The original newspaper review in 1924 promised, ‘it will be a dream, a fairy tale that will warm your heart’ and that is what it still delivers today. According to legend it was Janáček’s housekeeper chuckling away in the kitchen that sparked the idea to adapt the newspaper comic strip; ‘wouldn’t it make a marvellous opera!’ she is said to have suggested.
The story follows the tale of a young fox cub who is adopted by a forester, at the farm she rebukes the dog, bites the forester’s sons and devours all the hens; not your ideal pet. The spritely Vixen then escapes into the forest where she finds a mate and starts a family. All would appear well until a fateful run-in with a poacher.
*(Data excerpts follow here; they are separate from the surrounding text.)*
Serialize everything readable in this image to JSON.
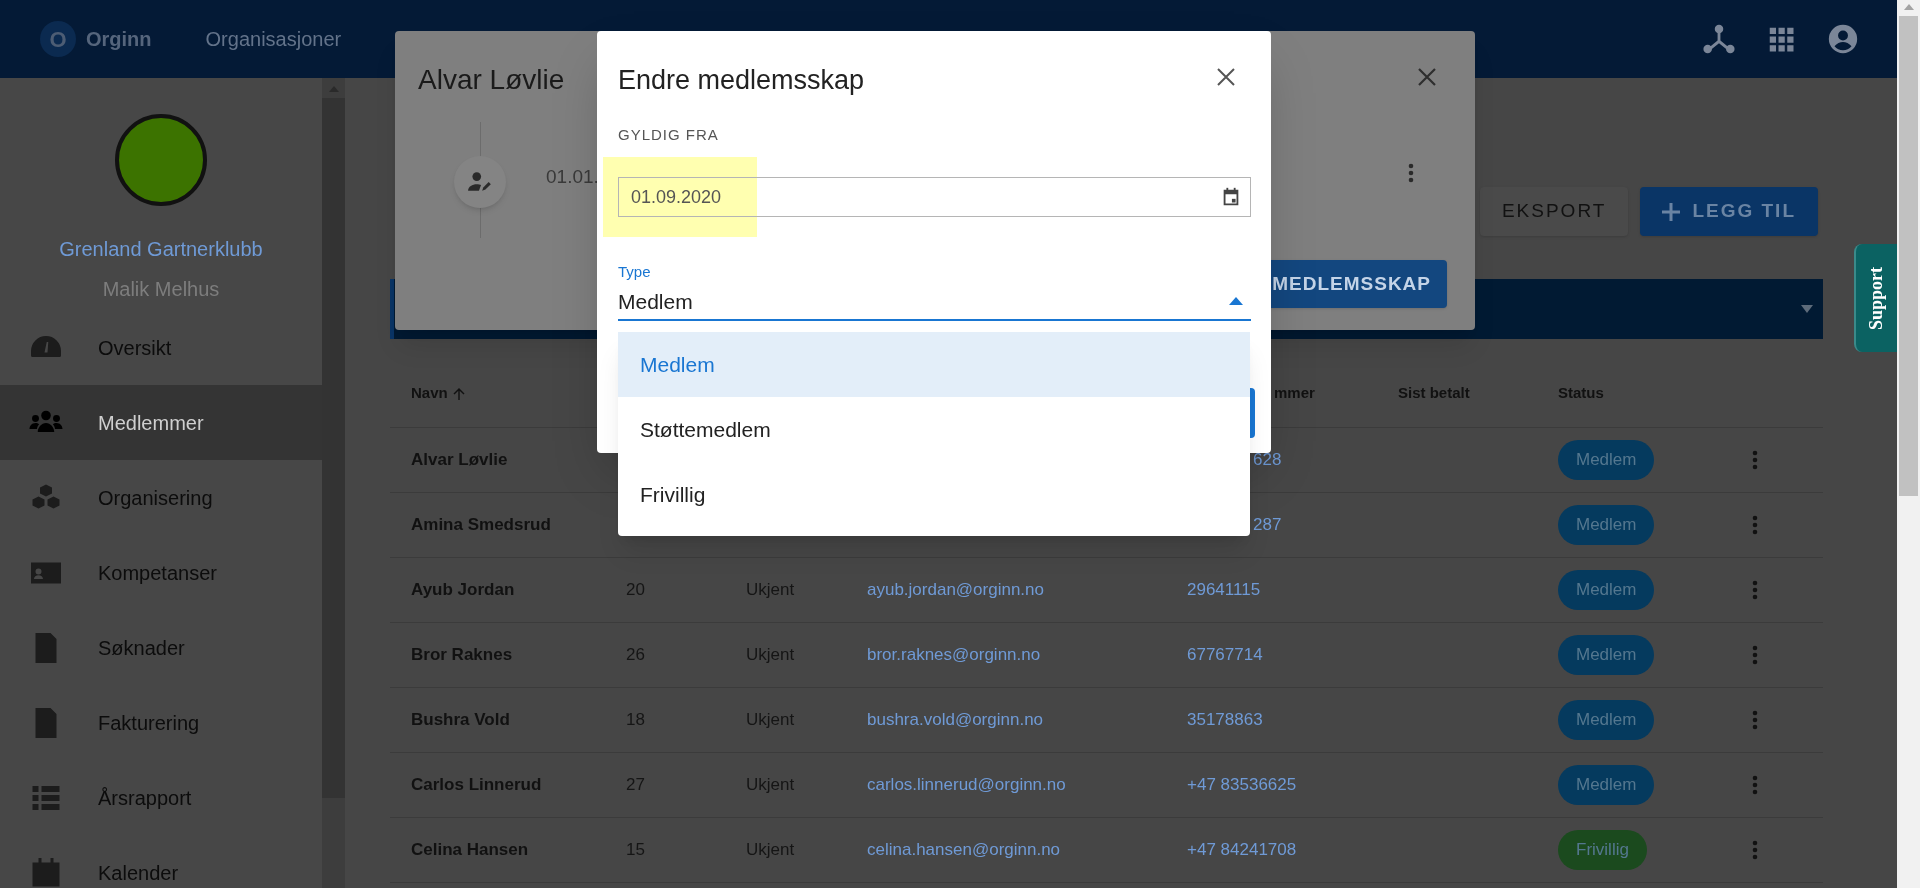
{
  "header": {
    "logo_letter": "O",
    "brand": "Orginn",
    "nav": [
      {
        "label": "Organisasjoner"
      }
    ]
  },
  "sidebar": {
    "organization": "Grenland Gartnerklubb",
    "user": "Malik Melhus",
    "items": [
      {
        "label": "Oversikt",
        "selected": false
      },
      {
        "label": "Medlemmer",
        "selected": true
      },
      {
        "label": "Organisering",
        "selected": false
      },
      {
        "label": "Kompetanser",
        "selected": false
      },
      {
        "label": "Søknader",
        "selected": false
      },
      {
        "label": "Fakturering",
        "selected": false
      },
      {
        "label": "Årsrapport",
        "selected": false
      },
      {
        "label": "Kalender",
        "selected": false
      }
    ]
  },
  "actions": [
    {
      "kind": "plain",
      "label": "EKSPORT"
    },
    {
      "kind": "add",
      "label": "LEGG TIL"
    }
  ],
  "support_tab": "Support",
  "table": {
    "columns": [
      {
        "label": "Navn",
        "sorted": true
      },
      {
        "label": "mmer",
        "sorted": false
      },
      {
        "label": "Sist betalt",
        "sorted": false
      },
      {
        "label": "Status",
        "sorted": false
      }
    ],
    "rows": [
      {
        "name": "Alvar Løvlie",
        "phone_tail": "628",
        "status": {
          "label": "Medlem",
          "color": "#053a5e"
        }
      },
      {
        "name": "Amina Smedsrud",
        "phone_tail": "287",
        "status": {
          "label": "Medlem",
          "color": "#053a5e"
        }
      },
      {
        "name": "Ayub Jordan",
        "age": "20",
        "col_3": "Ukjent",
        "email": "ayub.jordan@orginn.no",
        "phone": "29641115",
        "status": {
          "label": "Medlem",
          "color": "#053a5e"
        }
      },
      {
        "name": "Bror Raknes",
        "age": "26",
        "col_3": "Ukjent",
        "email": "bror.raknes@orginn.no",
        "phone": "67767714",
        "status": {
          "label": "Medlem",
          "color": "#053a5e"
        }
      },
      {
        "name": "Bushra Vold",
        "age": "18",
        "col_3": "Ukjent",
        "email": "bushra.vold@orginn.no",
        "phone": "35178863",
        "status": {
          "label": "Medlem",
          "color": "#053a5e"
        }
      },
      {
        "name": "Carlos Linnerud",
        "age": "27",
        "col_3": "Ukjent",
        "email": "carlos.linnerud@orginn.no",
        "phone": "+47 83536625",
        "status": {
          "label": "Medlem",
          "color": "#053a5e"
        }
      },
      {
        "name": "Celina Hansen",
        "age": "15",
        "col_3": "Ukjent",
        "email": "celina.hansen@orginn.no",
        "phone": "+47 84241708",
        "status": {
          "label": "Frivillig",
          "color": "#1b4a1e"
        }
      }
    ]
  },
  "member_dialog": {
    "title": "Alvar Løvlie",
    "entry_date": "01.01.",
    "button": "MEDLEMSSKAP"
  },
  "edit_dialog": {
    "title": "Endre medlemsskap",
    "valid_from": {
      "label": "GYLDIG FRA",
      "value": "01.09.2020",
      "highlighted": true
    },
    "type": {
      "label": "Type",
      "value": "Medlem",
      "expanded": true,
      "options": [
        {
          "label": "Medlem",
          "selected": true
        },
        {
          "label": "Støttemedlem",
          "selected": false
        },
        {
          "label": "Frivillig",
          "selected": false
        }
      ]
    }
  }
}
It is reminiscent of the well-known classics such as The Fox and the Hound, Chicken Run and Fantastic Mr Fox, however, that is not to say that like all great children’s films there isn’t a deeper reflection to be made. It is what makes generations of millennials flock to see the new Toy Story 4 or why you really don’t mind watching Zootropolis, again. The undertones of racial injustice through a subtle lens make it a more profound story than first appears on the surface.
The idea of importing human characteristics onto animal forms transcends any barrier to the story; it removes race, religion and class into a simple narrative of a fight for freedom and the never-ending cycle of life. Exploring the relationship between humans and the environment, it is easy to see Janáček’s views on the subject; a huge nature fan he spent much of his time outdoors studying animals even teaching his chickens how to jump on command.
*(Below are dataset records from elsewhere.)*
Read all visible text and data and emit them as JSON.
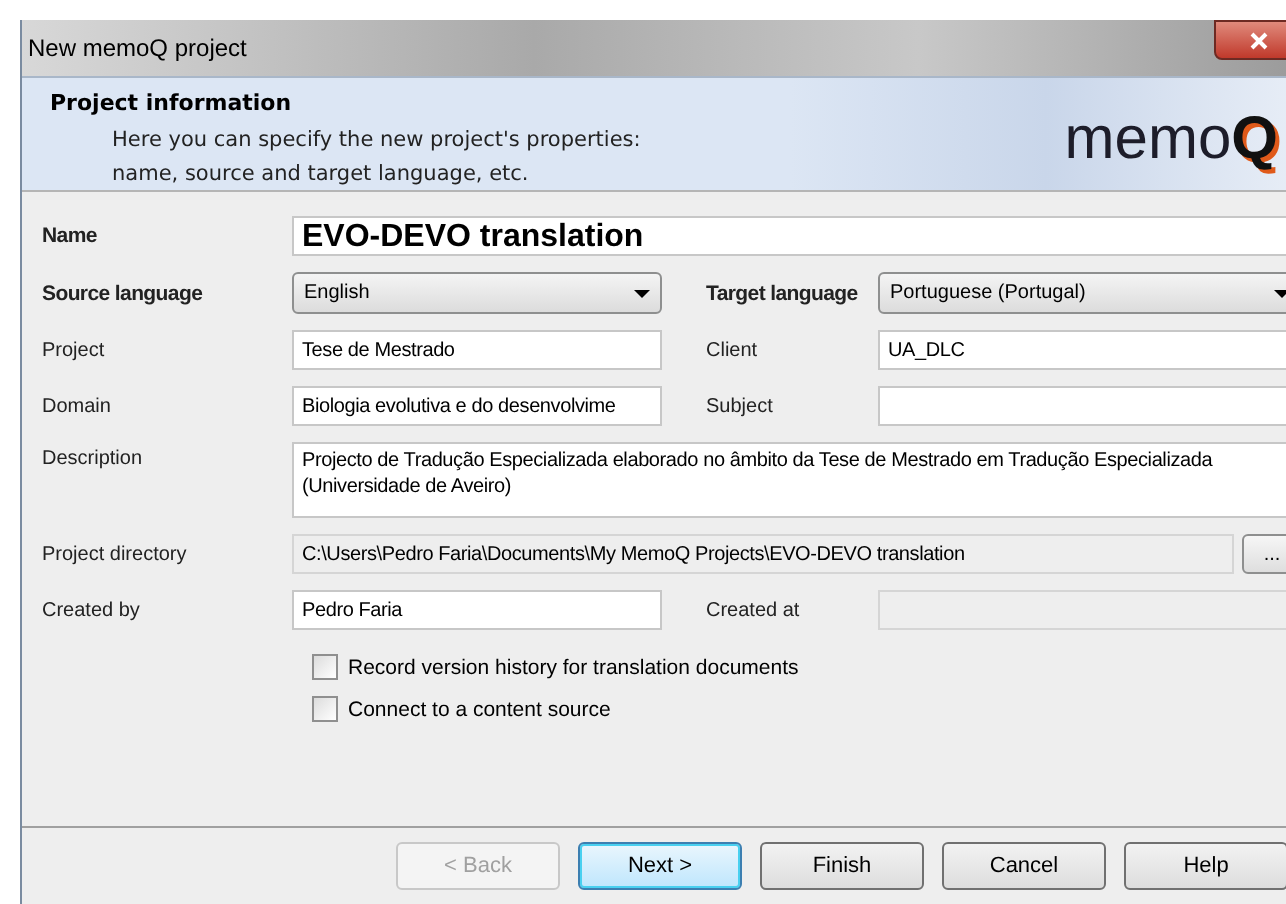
{
  "window": {
    "title": "New memoQ project"
  },
  "header": {
    "title": "Project information",
    "description": "Here you can specify the new project's properties:\nname, source and target language, etc.",
    "logo": {
      "text": "memo",
      "mark": "Q"
    }
  },
  "name": {
    "label": "Name",
    "value": "EVO-DEVO translation"
  },
  "source_language": {
    "label": "Source language",
    "value": "English"
  },
  "target_language": {
    "label": "Target language",
    "value": "Portuguese (Portugal)"
  },
  "project": {
    "label": "Project",
    "value": "Tese de Mestrado"
  },
  "client": {
    "label": "Client",
    "value": "UA_DLC"
  },
  "domain": {
    "label": "Domain",
    "value": "Biologia evolutiva e do desenvolvime"
  },
  "subject": {
    "label": "Subject"
  },
  "description": {
    "label": "Description",
    "value": "Projecto de Tradução Especializada elaborado no âmbito da Tese de Mestrado em Tradução Especializada (Universidade de Aveiro)"
  },
  "project_directory": {
    "label": "Project directory",
    "value": "C:\\Users\\Pedro Faria\\Documents\\My MemoQ Projects\\EVO-DEVO translation",
    "browse": "..."
  },
  "created_by": {
    "label": "Created by",
    "value": "Pedro Faria"
  },
  "created_at": {
    "label": "Created at",
    "disabled": true
  },
  "options": [
    {
      "label": "Record version history for translation documents",
      "checked": false
    },
    {
      "label": "Connect to a content source",
      "checked": false
    }
  ],
  "buttons": [
    {
      "label": "< Back",
      "disabled": true,
      "default": false
    },
    {
      "label": "Next >",
      "disabled": false,
      "default": true
    },
    {
      "label": "Finish",
      "disabled": false,
      "default": false
    },
    {
      "label": "Cancel",
      "disabled": false,
      "default": false
    },
    {
      "label": "Help",
      "disabled": false,
      "default": false
    }
  ]
}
The human characters in the opera come off as far more repressed than the Vixen who leaps away from her restraints; was Janáček alluding to the fact that we should all embrace our inner animal? Anthony Tommasini writing for The New York Times notes, ‘the human characters are troubled souls, especially a drunken priest who has never lived down the false accusation that he seduced a woman in his youth, and a mopey schoolmaster who loves a villager from afar.’ Bound by the constraints of society they do not embrace their love or their chance at happiness. Unlike the impish Vixen who chases what she wants, and ultimately, gets it. Take the risks and live life to the fullest seems to be Janáček’s message; possibly a way of urging his real-life unrequited love to leave her husband and embrace the wilderness of the human heart.
Unusually for opera there is no climatic finish but instead a gentle easing into a poignant and contemplative scene leaving you to meditate on the words of Socrates, ‘the unexamined life is not worth living.’ Be transported to a sunny forest full of charm and think about what would make you happy; reflecting on the joy of nature.